Hicks' road around college baseball has taken some weird and long turns to arrive at Missouri.
Hicks originally enrolled at Tulane University in the fall of 2005. Then Hurricane Katrina ruined those plans two days after he moved into the freshman dorms. Hicks evacuated permanently to Texas A&M for his freshman season.
"Class was supposed to start on Wednesday (at Tulane)," Hicks said. "Once that hit my dad came up to me and he said it's too dangerous to go to school down there."
Hicks pitched only 2 2/3 innings for the Aggies his freshman season and he wasn't happy.
Texas A&M coach Rob Childress allowed Hicks to transfer away after his first season with a full release, which means that the player can go play with any team. That meant Hicks was looking to attend his third school in two years.
"When I got there (Texas A&M) I was going through a whirlwind of things," Hicks said. "I arrived on campus a week and a half after they started classes. It was my first time going to college classes and I wasn't used to it."
Tiger outfielder Ryan Lollis went to high school with Hicks and suggested he should go to Missouri because it's a fun program with relaxed coaches. That's what Hicks wanted, compared to the strict Texas A&M program.
"Those weren't my type of coaches and I'm not their type of player but no hard feelings there,"Hicks said. "My high school buddy Ryan Lollis told me nothing but good things about this program and after talking to (pitching coach) Tony Vitello he backed up with what Ryan told me that it's a fun program."
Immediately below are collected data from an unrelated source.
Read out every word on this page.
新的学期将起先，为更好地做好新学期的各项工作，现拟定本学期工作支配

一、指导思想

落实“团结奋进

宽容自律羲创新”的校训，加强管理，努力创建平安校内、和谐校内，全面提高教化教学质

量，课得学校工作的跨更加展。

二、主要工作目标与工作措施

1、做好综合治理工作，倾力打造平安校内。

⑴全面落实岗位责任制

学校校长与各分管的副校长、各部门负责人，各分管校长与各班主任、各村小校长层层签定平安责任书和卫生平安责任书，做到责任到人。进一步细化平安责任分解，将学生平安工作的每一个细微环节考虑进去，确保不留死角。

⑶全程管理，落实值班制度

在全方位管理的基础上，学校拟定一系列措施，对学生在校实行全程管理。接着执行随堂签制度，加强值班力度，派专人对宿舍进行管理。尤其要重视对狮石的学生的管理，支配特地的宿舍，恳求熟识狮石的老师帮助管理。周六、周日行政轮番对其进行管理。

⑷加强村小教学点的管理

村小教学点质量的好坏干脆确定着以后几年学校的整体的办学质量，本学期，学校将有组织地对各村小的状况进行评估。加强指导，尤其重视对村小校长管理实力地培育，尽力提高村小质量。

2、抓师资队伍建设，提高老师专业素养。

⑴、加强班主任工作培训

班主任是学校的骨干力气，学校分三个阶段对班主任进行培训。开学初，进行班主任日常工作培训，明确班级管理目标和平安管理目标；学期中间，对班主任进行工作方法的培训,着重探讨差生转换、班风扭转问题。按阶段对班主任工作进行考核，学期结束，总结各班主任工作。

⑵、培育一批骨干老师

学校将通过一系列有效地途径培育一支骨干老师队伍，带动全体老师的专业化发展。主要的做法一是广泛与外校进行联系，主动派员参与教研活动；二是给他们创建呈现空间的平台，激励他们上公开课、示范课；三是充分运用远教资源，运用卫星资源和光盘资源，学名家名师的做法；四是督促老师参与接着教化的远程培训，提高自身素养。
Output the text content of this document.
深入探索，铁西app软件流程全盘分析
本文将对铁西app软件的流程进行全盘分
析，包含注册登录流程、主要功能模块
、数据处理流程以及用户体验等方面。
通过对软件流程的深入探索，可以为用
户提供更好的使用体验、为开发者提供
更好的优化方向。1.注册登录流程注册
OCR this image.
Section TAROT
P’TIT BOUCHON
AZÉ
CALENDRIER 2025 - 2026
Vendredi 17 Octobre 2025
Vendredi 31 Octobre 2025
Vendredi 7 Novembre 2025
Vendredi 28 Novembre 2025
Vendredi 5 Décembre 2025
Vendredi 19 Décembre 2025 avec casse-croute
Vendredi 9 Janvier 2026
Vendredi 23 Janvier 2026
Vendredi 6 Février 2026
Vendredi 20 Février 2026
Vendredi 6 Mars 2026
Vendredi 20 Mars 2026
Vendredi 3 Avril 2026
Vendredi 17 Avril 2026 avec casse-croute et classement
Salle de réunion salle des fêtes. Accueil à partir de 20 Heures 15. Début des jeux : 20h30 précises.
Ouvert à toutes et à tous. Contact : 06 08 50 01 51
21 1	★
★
Hicks is only 5-foot-9 and weighs only 175 pounds, but Hicks has made the most of his small stature. Hicks is fourth all-time in saves for Missouri with 14 in his career. He had three saves this season before changing roles to be apart of the pitcher-by-committee approach.
Hicks uses his off-speed pitches a lot more than most pitchers would. He has a curve ball that buckled a couple of Red Raider batters Saturday striking out six. Hicks says that when he's locating his breaking pitches around the knees, it's going to be a good day. That's what he did against Texas Tech along with locating his fastball well. Hicks also takes pride in his command and rarely walks batters.
"I'm more of a command guy," Hicks said. "I throw strikes and don't walk people."